Review: Live Arena Tour’s Jesus Christ Superstar

This cannot be considered a true review because I haven’t seen the production in its entirety, however… what I have seen (which is more than plenty) is enough for me to warrant putting my thoughts down on a post and continue on my merry way.

I’ll be brutally honest… first… if I were to do the last year all over again, I would participate in this show once and that is it. Once is more than I am able to stomach and there has to be a damn good reason as to why I would want to participate in the production a second time and in all honesty it wasn’t worthwhile. So by extension I have been adverse to actually since any kind of production of JCS on stage… unless it is for a damn good reason.

Well is Melanie Chisholm and Tim Minchin good enough reasons? After the following live performance with Mel C as Mary, Tim Minchin as Judas, and Ben Forster as Jesus… For me hell yeah!

First off… who doesn’t know Melanie Chisholm aka Mel C from the Spice Girls? Below is her rendition of Mary’s solo: I Don’t Know How to Love Him.

Now a friend of mine and I agree… we cannot stand the various Marys over the years in professional, amateur or community groups going for the “pretty version” of the song. Anne Hathaway says it best in regards to vocalists that sing I Dreamed a Dream:

There seems to be something selfish about trying to go for the pretty version. [Fantine’s] devastated, she’s literally at the bottom of a hole looking up and realizing that she’s never going to climb out of this. So I decided to apply the truth to the melody and then see what would happen.

In a lot of ways this is how I feel about those that sing Mary Magdalene in general, so to hear someone sing with most depth than most people and deeper than most people tend to prefer… it is rather refreshing.

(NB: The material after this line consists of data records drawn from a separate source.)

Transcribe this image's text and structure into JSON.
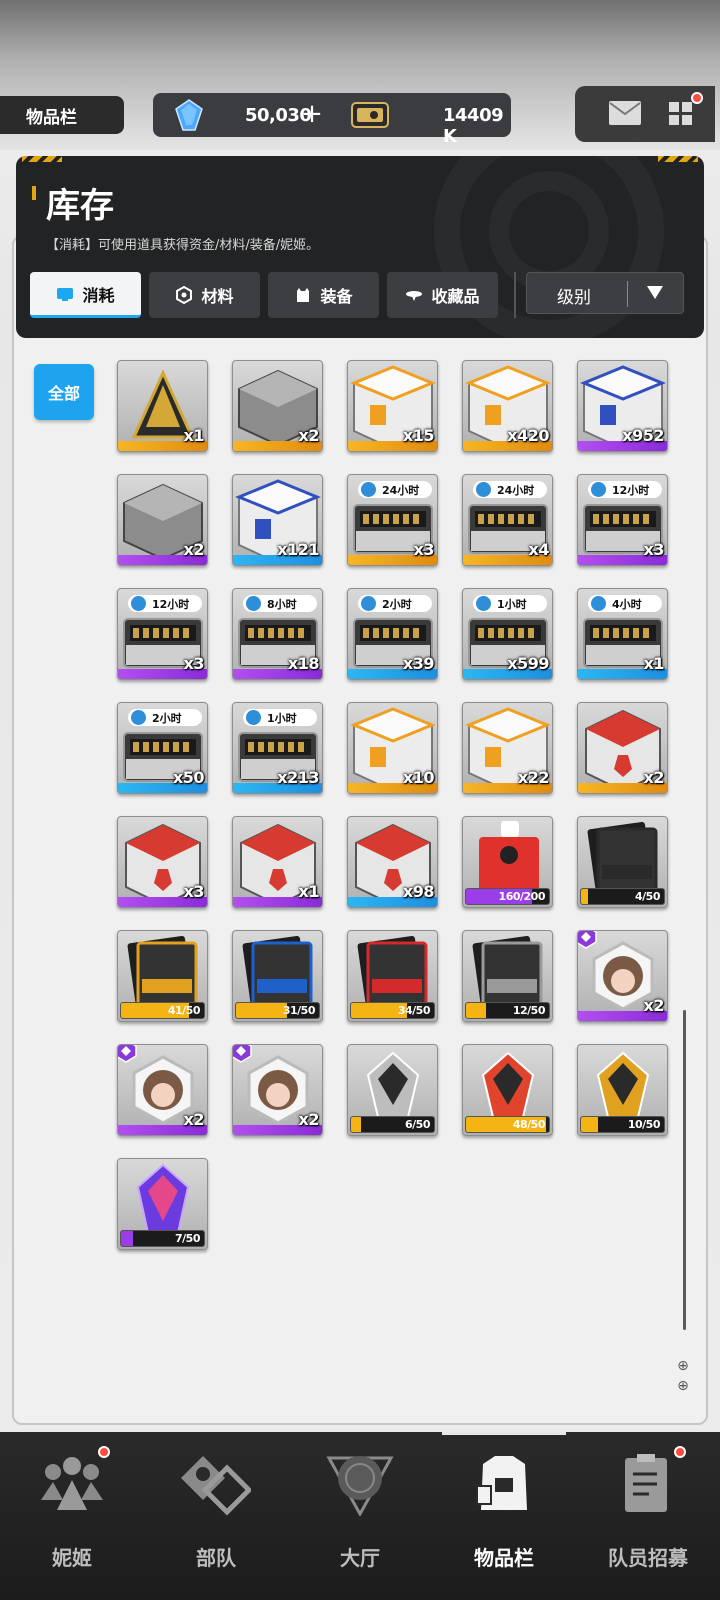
{
  "top_bar": {
    "screen_title": "物品栏",
    "gems": "50,030",
    "gem_add": "+",
    "credits": "14409 K"
  },
  "header": {
    "title": "库存",
    "description": "【消耗】可使用道具获得资金/材料/装备/妮姬。",
    "tabs": [
      {
        "label": "消耗",
        "icon": "consumable-icon",
        "active": true
      },
      {
        "label": "材料",
        "icon": "material-icon",
        "active": false
      },
      {
        "label": "装备",
        "icon": "equipment-icon",
        "active": false
      },
      {
        "label": "收藏品",
        "icon": "collectible-icon",
        "active": false
      }
    ],
    "sort": {
      "label": "级别"
    }
  },
  "filter": {
    "label": "全部"
  },
  "items": [
    {
      "name": "gold-pyramid-ticket",
      "rarity": "gold",
      "qty": "x1"
    },
    {
      "name": "grey-crate",
      "rarity": "gold",
      "qty": "x2"
    },
    {
      "name": "orange-supply-box",
      "rarity": "gold",
      "qty": "x15"
    },
    {
      "name": "orange-supply-box-2",
      "rarity": "gold",
      "qty": "x420"
    },
    {
      "name": "blue-supply-box",
      "rarity": "purple",
      "qty": "x952"
    },
    {
      "name": "grey-crate-2",
      "rarity": "purple",
      "qty": "x2"
    },
    {
      "name": "blue-supply-box-2",
      "rarity": "blue",
      "qty": "x121"
    },
    {
      "name": "time-case-24h",
      "rarity": "gold",
      "qty": "x3",
      "timer": "24小时"
    },
    {
      "name": "time-case-24h-2",
      "rarity": "gold",
      "qty": "x4",
      "timer": "24小时"
    },
    {
      "name": "time-case-12h",
      "rarity": "purple",
      "qty": "x3",
      "timer": "12小时"
    },
    {
      "name": "time-case-12h-2",
      "rarity": "purple",
      "qty": "x3",
      "timer": "12小时"
    },
    {
      "name": "time-case-8h",
      "rarity": "purple",
      "qty": "x18",
      "timer": "8小时"
    },
    {
      "name": "time-case-2h",
      "rarity": "blue",
      "qty": "x39",
      "timer": "2小时"
    },
    {
      "name": "time-case-1h",
      "rarity": "blue",
      "qty": "x599",
      "timer": "1小时"
    },
    {
      "name": "time-case-4h",
      "rarity": "blue",
      "qty": "x1",
      "timer": "4小时"
    },
    {
      "name": "time-case-2h-2",
      "rarity": "blue",
      "qty": "x50",
      "timer": "2小时"
    },
    {
      "name": "time-case-1h-2",
      "rarity": "blue",
      "qty": "x213",
      "timer": "1小时"
    },
    {
      "name": "orange-supply-box-3",
      "rarity": "gold",
      "qty": "x10"
    },
    {
      "name": "orange-supply-box-4",
      "rarity": "gold",
      "qty": "x22"
    },
    {
      "name": "red-cube",
      "rarity": "gold",
      "qty": "x2"
    },
    {
      "name": "red-cube-2",
      "rarity": "purple",
      "qty": "x3"
    },
    {
      "name": "red-cube-3",
      "rarity": "purple",
      "qty": "x1"
    },
    {
      "name": "red-cube-4",
      "rarity": "blue",
      "qty": "x98"
    },
    {
      "name": "lucky-box",
      "rarity": "red",
      "progress": "160/200",
      "progress_value": 0.8,
      "progress_color": "#9b3ee8"
    },
    {
      "name": "black-card-pack",
      "rarity": "gold",
      "progress": "4/50",
      "progress_value": 0.08,
      "progress_color": "#f4b414"
    },
    {
      "name": "tetra-card-pack",
      "rarity": "gold",
      "progress": "41/50",
      "progress_value": 0.82,
      "progress_color": "#f4b414"
    },
    {
      "name": "missilis-card-pack",
      "rarity": "gold",
      "progress": "31/50",
      "progress_value": 0.62,
      "progress_color": "#f4b414"
    },
    {
      "name": "elysion-card-pack",
      "rarity": "gold",
      "progress": "34/50",
      "progress_value": 0.68,
      "progress_color": "#f4b414"
    },
    {
      "name": "pilgrim-card-pack",
      "rarity": "gold",
      "progress": "12/50",
      "progress_value": 0.24,
      "progress_color": "#f4b414"
    },
    {
      "name": "nikke-hex-token",
      "rarity": "purple",
      "qty": "x2",
      "badge": true
    },
    {
      "name": "nikke-hex-token-2",
      "rarity": "purple",
      "qty": "x2",
      "badge": true
    },
    {
      "name": "nikke-hex-token-3",
      "rarity": "purple",
      "qty": "x2",
      "badge": true
    },
    {
      "name": "ssr-crystal-silver",
      "rarity": "gold",
      "progress": "6/50",
      "progress_value": 0.12,
      "progress_color": "#f4b414"
    },
    {
      "name": "ssr-crystal-red",
      "rarity": "gold",
      "progress": "48/50",
      "progress_value": 0.96,
      "progress_color": "#f4b414"
    },
    {
      "name": "ssr-crystal-gold",
      "rarity": "gold",
      "progress": "10/50",
      "progress_value": 0.2,
      "progress_color": "#f4b414"
    },
    {
      "name": "purple-crystal",
      "rarity": "purple",
      "progress": "7/50",
      "progress_value": 0.14,
      "progress_color": "#9b3ee8"
    }
  ],
  "bottom_nav": [
    {
      "label": "妮姬",
      "icon": "nikke-icon",
      "dot": true
    },
    {
      "label": "部队",
      "icon": "squad-icon",
      "dot": false
    },
    {
      "label": "大厅",
      "icon": "lobby-icon",
      "dot": false
    },
    {
      "label": "物品栏",
      "icon": "inventory-icon",
      "dot": false,
      "active": true
    },
    {
      "label": "队员招募",
      "icon": "recruit-icon",
      "dot": true
    }
  ]
}
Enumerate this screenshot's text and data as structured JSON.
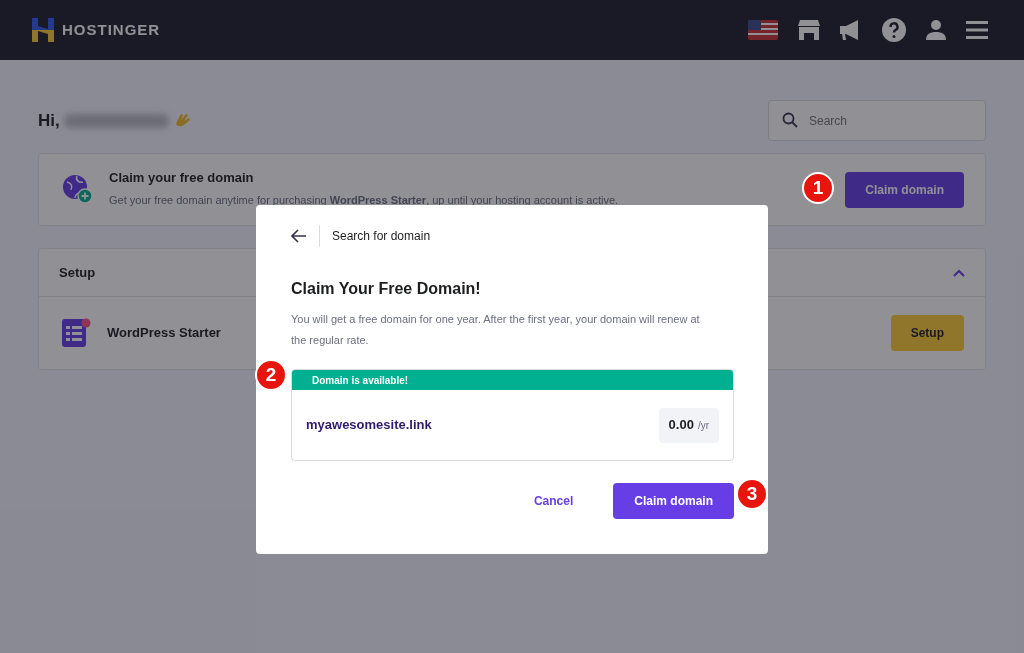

Now take that a step further…

Personally I am sick and tired, and bored (more bored than anything) of seeing groups that decide to produce Jesus Christ Superstar and apply rock, or period, or 1970s elements and sticking with the “tried and true”. Sure some people would like to see the “tried and true” but there is something to be said about updating a piece like JCS and placing it in the 21st century… particularly when it comes to the high priests:

Look at that! Adapting the high priests into the top execs or Top 1%’ers with their Armani suits, arguing around an office table. I was personally hoping to see something like this happen in community theatre… but that would be expecting more than what would have been possible. **le sigh**

I mean with all the “Occupy” protests that happened in the past year… and the growing discontent towards the 1% you would think that applying something like to a production like JCS would be a no-brainer. But enough of my ranting. What the Live Arena Tour also did was outside of the priests being turned into top execs virtually everyone else became the common man…

And as for King Herod? An entertainer. But really was that all that much of a stretch? In fact what happened is that the whole bit at King Herod’s seem to be a game show of some sorts which makes more than enough sense.

The real surprise for me? Tim Minchin as Judas. I mean, I knew he could sing… comedically… through his music… like the Three Minute Song (the below version is from the Royal Variety Show in London 2011):

He also created the music and lyrics for the upcoming Broadway musical: Matilda… which got rave reviews over at the West End. Like I said, I knew he could sing… but not dark… comedies yes… but drama? Then again as a friend of mine once said… drama is easy, comedy is hard.

All in all? This production / version what ever you want to call it will forever be the standard for “classic” shows. Taking risks, going out of the box just to see what would happen. Sometimes it flies and sometimes it fails but this flies… and quite possibly ruined it for me for any other production of JCS that should happen in the future.